Although King Stephen was, for the time in which he lived, a humane and moderate man, with many excellent qualities; and although nothing worse is known of him than his usurpation of the Crown, which he probably excused to himself by the consideration that King Henry the First was a usurper too—which was no excuse at all; the people of England suffered more in these dread nineteen years, than at any former period even of their suffering history. In the division of the nobility between the two rival claimants of the Crown, and in the growth of what is called the Feudal System (which made the peasants the born vassals and mere slaves of the Barons), every Noble had his strong Castle, where he reigned the cruel king of all the neighbouring people. Accordingly, he perpetrated whatever cruelties he chose. And never were worse cruelties committed upon earth than in wretched England in those nineteen years.
The writers who were living then describe them fearfully. They say that the castles were filled with devils rather than with men; that the peasants, men and women, were put into dungeons for their gold and silver, were tortured with fire and smoke, were hung up by the thumbs, were hung up by the heels with great weights to their heads, were torn with jagged irons, killed with hunger, broken to death in narrow chests filled with sharp-pointed stones, murdered in countless fiendish ways. In England there was no corn, no meat, no cheese, no butter, there were no tilled lands, no harvests. Ashes of burnt towns, and dreary wastes, were all that the traveller, fearful of the robbers who prowled abroad at all hours, would see in a long day’s journey; and from sunrise until night, he would not come upon a home.

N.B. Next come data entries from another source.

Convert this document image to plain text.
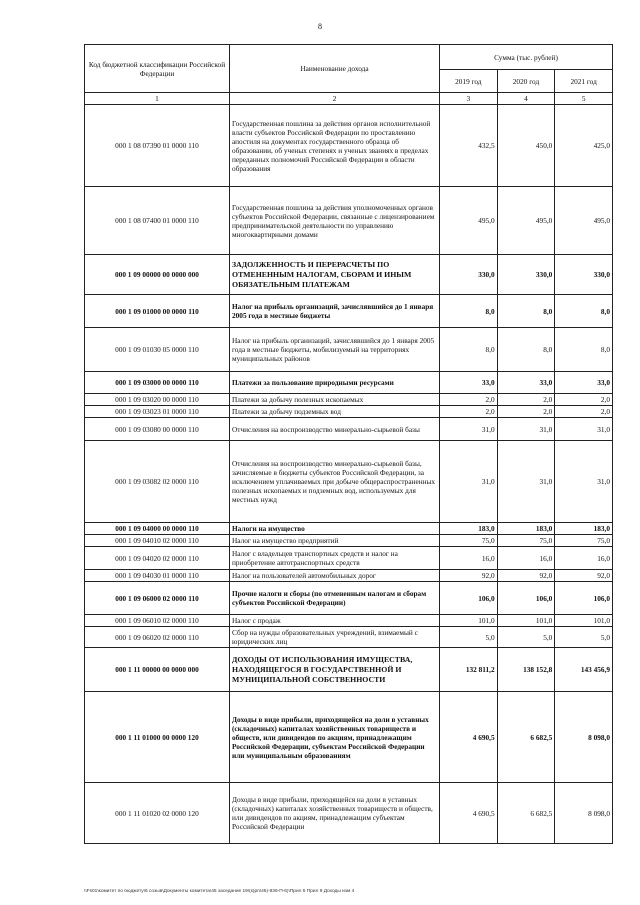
8
Код бюджетной классификации Российской Федерации	Наименование дохода	Сумма (тыс. рублей)		
		2019 год	2020 год	2021 год
1	2	3	4	5
000 1 08 07390 01 0000 110	Государственная пошлина за действия органов исполнительной власти субъектов Российской Федерации по проставлению апостиля на документах государственного образца об образовании, об ученых степенях и ученых званиях в пределах переданных полномочий Российской Федерации в области образования	432,5	450,0	425,0
000 1 08 07400 01 0000 110	Государственная пошлина за действия уполномоченных органов субъектов Российской Федерации, связанные с лицензированием предпринимательской деятельности по управлению многоквартирными домами	495,0	495,0	495,0
000 1 09 00000 00 0000 000	ЗАДОЛЖЕННОСТЬ И ПЕРЕРАСЧЕТЫ ПО ОТМЕНЕННЫМ НАЛОГАМ, СБОРАМ И ИНЫМ ОБЯЗАТЕЛЬНЫМ ПЛАТЕЖАМ	330,0	330,0	330,0
000 1 09 01000 00 0000 110	Налог на прибыль организаций, зачислявшийся до 1 января 2005 года в местные бюджеты	8,0	8,0	8,0
000 1 09 01030 05 0000 110	Налог на прибыль организаций, зачислявшийся до 1 января 2005 года в местные бюджеты, мобилизуемый на территориях муниципальных районов	8,0	8,0	8,0
000 1 09 03000 00 0000 110	Платежи за пользование природными ресурсами	33,0	33,0	33,0
000 1 09 03020 00 0000 110	Платежи за добычу полезных ископаемых	2,0	2,0	2,0
000 1 09 03023 01 0000 110	Платежи за добычу подземных вод	2,0	2,0	2,0
000 1 09 03080 00 0000 110	Отчисления на воспроизводство минерально-сырьевой базы	31,0	31,0	31,0
000 1 09 03082 02 0000 110	Отчисления на воспроизводство минерально-сырьевой базы, зачисляемые в бюджеты субъектов Российской Федерации, за исключением уплачиваемых при добыче общераспространенных полезных ископаемых и подземных вод, используемых для местных нужд	31,0	31,0	31,0
000 1 09 04000 00 0000 110	Налоги на имущество	183,0	183,0	183,0
000 1 09 04010 02 0000 110	Налог на имущество предприятий	75,0	75,0	75,0
000 1 09 04020 02 0000 110	Налог с владельцев транспортных средств и налог на приобретение автотранспортных средств	16,0	16,0	16,0
000 1 09 04030 01 0000 110	Налог на пользователей автомобильных дорог	92,0	92,0	92,0
000 1 09 06000 02 0000 110	Прочие налоги и сборы (по отмененным налогам и сборам субъектов Российской Федерации)	106,0	106,0	106,0
000 1 09 06010 02 0000 110	Налог с продаж	101,0	101,0	101,0
000 1 09 06020 02 0000 110	Сбор на нужды образовательных учреждений, взимаемый с юридических лиц	5,0	5,0	5,0
000 1 11 00000 00 0000 000	ДОХОДЫ ОТ ИСПОЛЬЗОВАНИЯ ИМУЩЕСТВА, НАХОДЯЩЕГОСЯ В ГОСУДАРСТВЕННОЙ И МУНИЦИПАЛЬНОЙ СОБСТВЕННОСТИ	132 811,2	138 152,8	143 456,9
000 1 11 01000 00 0000 120	Доходы в виде прибыли, приходящейся на доли в уставных (складочных) капиталах хозяйственных товариществ и обществ, или дивидендов по акциям, принадлежащим Российской Федерации, субъектам Российской Федерации или муниципальным образованиям	4 690,5	6 682,5	8 098,0
000 1 11 01020 02 0000 120	Доходы в виде прибыли, приходящейся на доли в уставных (складочных) капиталах хозяйственных товариществ и обществ, или дивидендов по акциям, принадлежащим субъектам Российской Федерации	4 690,5	6 682,5	8 098,0
\\Fs01\комитет по бюджету\6 созыв\Документы комитета\45 заседание 19\(к)рп\45)-836-П-6)\Прил 5 Прил 9 Доходы изм 4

The clergy sometimes suffered, and heavily too, from pillage, but many of them had castles of their own, and fought in helmet and armour like the barons, and drew lots with other fighting men for their share of booty. The Pope (or Bishop of Rome), on King Stephen’s resisting his ambition, laid England under an Interdict at one period of this reign; which means that he allowed no service to be performed in the churches, no couples to be married, no bells to be rung, no dead bodies to be buried. Any man having the power to refuse these things, no matter whether he were called a Pope or a Poulterer, would, of course, have the power of afflicting numbers of innocent people. That nothing might be wanting to the miseries of King Stephen’s time, the Pope threw in this contribution to the public store—not very like the widow’s contribution, as I think, when Our Saviour sat in Jerusalem over-against the Treasury, ‘and she threw in two mites, which make a farthing.’